Nous avons la grâce immense de vivre notre foi librement. Nous pouvons entrer dans une église sans craindre une attaque, prier en famille sans nous cacher, célébrer les fêtes chrétiennes dans la paix. Cette liberté, nous la vivons tellement naturellement que nous risquons parfois de la considérer comme normale. Pourtant, elle ne l’est pas. Dans de nombreuses régions du monde, croire en Christ expose à la violence, à la peur, à l’exil, parfois même à la mort.
Les événements tragiques survenus au Nigeria pendant les célébrations de Pâques 2026 nous rappellent brutalement cette réalité.
Pâques 2026 : des attaques meurtrières au Nigeria
Le dimanche des Rameaux, un quartier majoritairement chrétien de Jos a été pris pour cible par un groupe armé. Au moins 27 personnes ont perdu la vie dans cette attaque soudaine et brutale.
Quelques jours plus tard, le jour même de Pâques, des églises et plusieurs villages chrétiens ont été attaqués à leur tour. Des fidèles ont été tués, d’autres enlevés. Dans l’État de Benue, 26 personnes ont été assassinées lors d’assauts coordonnés.
Les violences ont continué après les fêtes, portant le bilan total à plus de 50 morts. Parallèlement, plus de 150 personnes en majorité des femmes et des enfants ont été kidnappées.
Ces attaques ne sont pas des événements isolés. Elles s’inscrivent dans un climat d’insécurité chronique où les communautés chrétiennes vivent sous la menace constante.
Source : Portes ouvertes Suisse
Ne pas fermer nos cœurs
Alors que nous célébrons nos cultes dans la paix, il serait dangereux de laisser notre confort endormir notre compassion. La liberté dont nous jouissons n’est pas un acquis universel. Elle doit devenir un moteur de gratitude, mais aussi un appel à la responsabilité.
Nous ne pouvons pas détourner le regard. Nous ne pouvons pas laisser l’indifférence s’installer. Nous ne pouvons pas oublier que nous faisons partie d’un même corps.
L’Église a la responsabilité spirituelle de porter dans la prière celles et ceux qui souffrent pour leur foi. Leur combat doit devenir notre intercession. Leur douleur doit devenir notre veille.

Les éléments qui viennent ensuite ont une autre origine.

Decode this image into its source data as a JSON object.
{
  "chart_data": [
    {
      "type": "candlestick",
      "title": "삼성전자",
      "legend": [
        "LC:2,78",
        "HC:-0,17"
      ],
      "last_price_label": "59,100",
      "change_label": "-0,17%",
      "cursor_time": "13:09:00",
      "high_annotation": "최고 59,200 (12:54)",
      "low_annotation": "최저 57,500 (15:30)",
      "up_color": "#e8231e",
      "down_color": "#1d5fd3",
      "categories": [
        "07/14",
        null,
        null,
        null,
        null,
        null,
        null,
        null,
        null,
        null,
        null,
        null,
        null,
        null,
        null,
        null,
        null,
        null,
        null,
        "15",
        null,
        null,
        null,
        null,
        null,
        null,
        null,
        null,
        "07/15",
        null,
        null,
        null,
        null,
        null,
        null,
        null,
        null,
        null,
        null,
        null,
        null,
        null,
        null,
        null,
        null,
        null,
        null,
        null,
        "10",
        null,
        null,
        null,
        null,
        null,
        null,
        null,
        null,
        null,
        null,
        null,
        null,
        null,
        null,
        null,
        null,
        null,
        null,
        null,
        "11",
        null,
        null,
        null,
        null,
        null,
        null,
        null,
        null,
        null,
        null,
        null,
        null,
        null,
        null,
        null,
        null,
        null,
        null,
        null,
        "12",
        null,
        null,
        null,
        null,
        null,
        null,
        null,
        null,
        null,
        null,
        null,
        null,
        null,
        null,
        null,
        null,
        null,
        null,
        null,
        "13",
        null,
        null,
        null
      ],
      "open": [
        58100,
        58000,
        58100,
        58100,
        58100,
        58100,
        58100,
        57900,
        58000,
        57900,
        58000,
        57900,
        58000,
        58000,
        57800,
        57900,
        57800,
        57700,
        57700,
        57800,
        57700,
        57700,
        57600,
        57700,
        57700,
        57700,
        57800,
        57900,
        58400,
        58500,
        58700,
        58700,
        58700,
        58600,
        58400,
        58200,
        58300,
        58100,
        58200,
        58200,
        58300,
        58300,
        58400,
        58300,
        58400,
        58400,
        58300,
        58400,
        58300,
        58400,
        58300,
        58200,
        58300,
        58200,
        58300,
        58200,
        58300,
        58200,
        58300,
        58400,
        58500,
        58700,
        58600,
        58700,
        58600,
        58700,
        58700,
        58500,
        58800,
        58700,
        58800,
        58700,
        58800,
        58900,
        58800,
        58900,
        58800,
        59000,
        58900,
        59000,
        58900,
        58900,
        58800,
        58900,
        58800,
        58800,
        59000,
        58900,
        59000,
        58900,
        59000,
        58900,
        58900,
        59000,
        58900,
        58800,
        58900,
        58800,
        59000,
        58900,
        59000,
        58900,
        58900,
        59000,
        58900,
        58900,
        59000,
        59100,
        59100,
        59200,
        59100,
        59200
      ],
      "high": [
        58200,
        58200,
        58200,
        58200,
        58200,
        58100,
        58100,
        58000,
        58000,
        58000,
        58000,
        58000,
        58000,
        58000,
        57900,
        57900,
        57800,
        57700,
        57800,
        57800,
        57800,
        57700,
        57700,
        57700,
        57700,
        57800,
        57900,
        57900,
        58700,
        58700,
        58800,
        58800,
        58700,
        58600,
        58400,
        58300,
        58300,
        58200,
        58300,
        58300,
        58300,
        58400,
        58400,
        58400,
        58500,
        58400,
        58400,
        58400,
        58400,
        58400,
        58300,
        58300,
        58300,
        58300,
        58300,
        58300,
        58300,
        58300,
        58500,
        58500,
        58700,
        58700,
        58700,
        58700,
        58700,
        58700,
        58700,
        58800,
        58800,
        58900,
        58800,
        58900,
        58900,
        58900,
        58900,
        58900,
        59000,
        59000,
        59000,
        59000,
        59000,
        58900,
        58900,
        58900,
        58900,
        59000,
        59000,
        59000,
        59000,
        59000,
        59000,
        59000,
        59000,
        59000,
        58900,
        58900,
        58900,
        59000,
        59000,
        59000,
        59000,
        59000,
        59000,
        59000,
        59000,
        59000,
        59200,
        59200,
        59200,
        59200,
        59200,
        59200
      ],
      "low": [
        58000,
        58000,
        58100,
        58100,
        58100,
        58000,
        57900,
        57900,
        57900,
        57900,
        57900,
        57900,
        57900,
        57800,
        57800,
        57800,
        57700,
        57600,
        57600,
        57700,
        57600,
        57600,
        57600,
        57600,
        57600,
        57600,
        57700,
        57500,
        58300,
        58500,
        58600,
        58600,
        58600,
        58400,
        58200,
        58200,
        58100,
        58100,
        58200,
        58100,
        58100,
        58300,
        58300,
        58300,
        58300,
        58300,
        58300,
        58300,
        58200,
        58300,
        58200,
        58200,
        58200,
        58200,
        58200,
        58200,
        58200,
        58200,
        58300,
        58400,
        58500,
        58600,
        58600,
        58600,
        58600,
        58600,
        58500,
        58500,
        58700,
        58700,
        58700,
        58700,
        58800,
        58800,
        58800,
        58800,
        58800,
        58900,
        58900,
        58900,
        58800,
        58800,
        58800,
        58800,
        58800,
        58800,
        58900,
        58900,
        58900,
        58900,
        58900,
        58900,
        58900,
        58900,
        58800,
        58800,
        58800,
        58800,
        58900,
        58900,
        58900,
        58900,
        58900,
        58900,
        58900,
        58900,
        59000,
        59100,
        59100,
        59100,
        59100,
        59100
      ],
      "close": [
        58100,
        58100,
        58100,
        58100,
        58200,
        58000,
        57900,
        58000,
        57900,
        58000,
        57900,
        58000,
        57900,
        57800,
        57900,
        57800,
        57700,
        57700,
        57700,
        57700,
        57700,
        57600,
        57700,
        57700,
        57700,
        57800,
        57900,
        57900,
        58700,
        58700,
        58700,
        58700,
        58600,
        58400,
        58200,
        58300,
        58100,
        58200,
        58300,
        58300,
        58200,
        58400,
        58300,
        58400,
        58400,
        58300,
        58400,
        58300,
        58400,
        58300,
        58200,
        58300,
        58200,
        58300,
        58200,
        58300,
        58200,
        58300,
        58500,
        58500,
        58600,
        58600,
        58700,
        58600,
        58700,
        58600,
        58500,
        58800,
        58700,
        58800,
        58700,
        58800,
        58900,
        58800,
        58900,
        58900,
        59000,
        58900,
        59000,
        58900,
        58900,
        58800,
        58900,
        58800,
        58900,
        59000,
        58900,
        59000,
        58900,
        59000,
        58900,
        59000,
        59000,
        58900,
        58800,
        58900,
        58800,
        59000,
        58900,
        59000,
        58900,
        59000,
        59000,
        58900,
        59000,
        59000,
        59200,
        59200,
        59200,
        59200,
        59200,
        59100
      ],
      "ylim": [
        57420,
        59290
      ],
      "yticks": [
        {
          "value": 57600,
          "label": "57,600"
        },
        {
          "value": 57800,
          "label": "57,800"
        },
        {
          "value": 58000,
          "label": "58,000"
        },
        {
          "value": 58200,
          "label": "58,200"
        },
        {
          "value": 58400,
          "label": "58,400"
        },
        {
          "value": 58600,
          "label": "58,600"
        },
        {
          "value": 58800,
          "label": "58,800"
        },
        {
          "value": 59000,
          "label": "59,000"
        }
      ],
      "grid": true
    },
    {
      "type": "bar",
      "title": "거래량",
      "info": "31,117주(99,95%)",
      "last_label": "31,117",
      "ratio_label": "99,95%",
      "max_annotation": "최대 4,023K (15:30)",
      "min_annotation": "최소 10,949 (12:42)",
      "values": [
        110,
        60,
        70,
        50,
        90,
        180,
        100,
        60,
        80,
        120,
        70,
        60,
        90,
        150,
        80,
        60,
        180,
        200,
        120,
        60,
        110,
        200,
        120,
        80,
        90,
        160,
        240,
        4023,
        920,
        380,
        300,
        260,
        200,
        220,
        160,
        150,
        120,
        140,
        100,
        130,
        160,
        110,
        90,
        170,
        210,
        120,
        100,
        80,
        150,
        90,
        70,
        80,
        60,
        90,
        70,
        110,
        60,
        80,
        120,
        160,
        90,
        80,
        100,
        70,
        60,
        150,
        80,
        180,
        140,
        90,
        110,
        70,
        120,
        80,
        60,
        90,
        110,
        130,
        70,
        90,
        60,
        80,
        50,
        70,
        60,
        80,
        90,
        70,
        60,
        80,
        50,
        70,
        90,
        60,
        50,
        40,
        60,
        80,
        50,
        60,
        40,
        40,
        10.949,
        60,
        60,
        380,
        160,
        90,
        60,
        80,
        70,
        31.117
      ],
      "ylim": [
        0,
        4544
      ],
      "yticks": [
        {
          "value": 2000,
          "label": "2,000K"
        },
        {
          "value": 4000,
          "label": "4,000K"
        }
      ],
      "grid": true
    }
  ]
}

Leur espérance doit devenir notre engagement.
Voici quelques sujets de prière pour soutenir nos frères et sœurs persécutés
- Pour les familles endeuillées
- Consolation et paix intérieure
- Guérison des traumatismes
- Soutien spirituel et émotionnel
- Pour les personnes enlevées
- Protection physique et psychologique
- Libération rapide
- Courage dans l’épreuve
- Pour les communautés chrétiennes ciblées
- Renforcement de la foi
- Unité et entraide
- Résilience face à la peur
- Pour les autorités
- Sagesse dans les décisions
- Mise en place de mesures de sécurité
- Volonté réelle de protéger les populations
- Pour la paix durable
- Réconciliation entre groupes
- Fin des violences armées
- Transformation des cœurs
- Pour les églises et organisations sur place
- Ressources suffisantes
- Protection des responsables
- Impact concret de leurs actions
Un appel à rester éveillés
Notre liberté de culte est une bénédiction. Mais elle devient un piège si elle nous rend insensibles à la souffrance de ceux qui ne l’ont pas. En tant qu’Église, nous sommes appelés à veiller, à prier, à soutenir, à nous tenir debout pour ceux qui ne peuvent pas le faire.
Parce que pendant que nous prions librement, d’autres paient le prix fort. Et nous ne devons jamais l’oublier.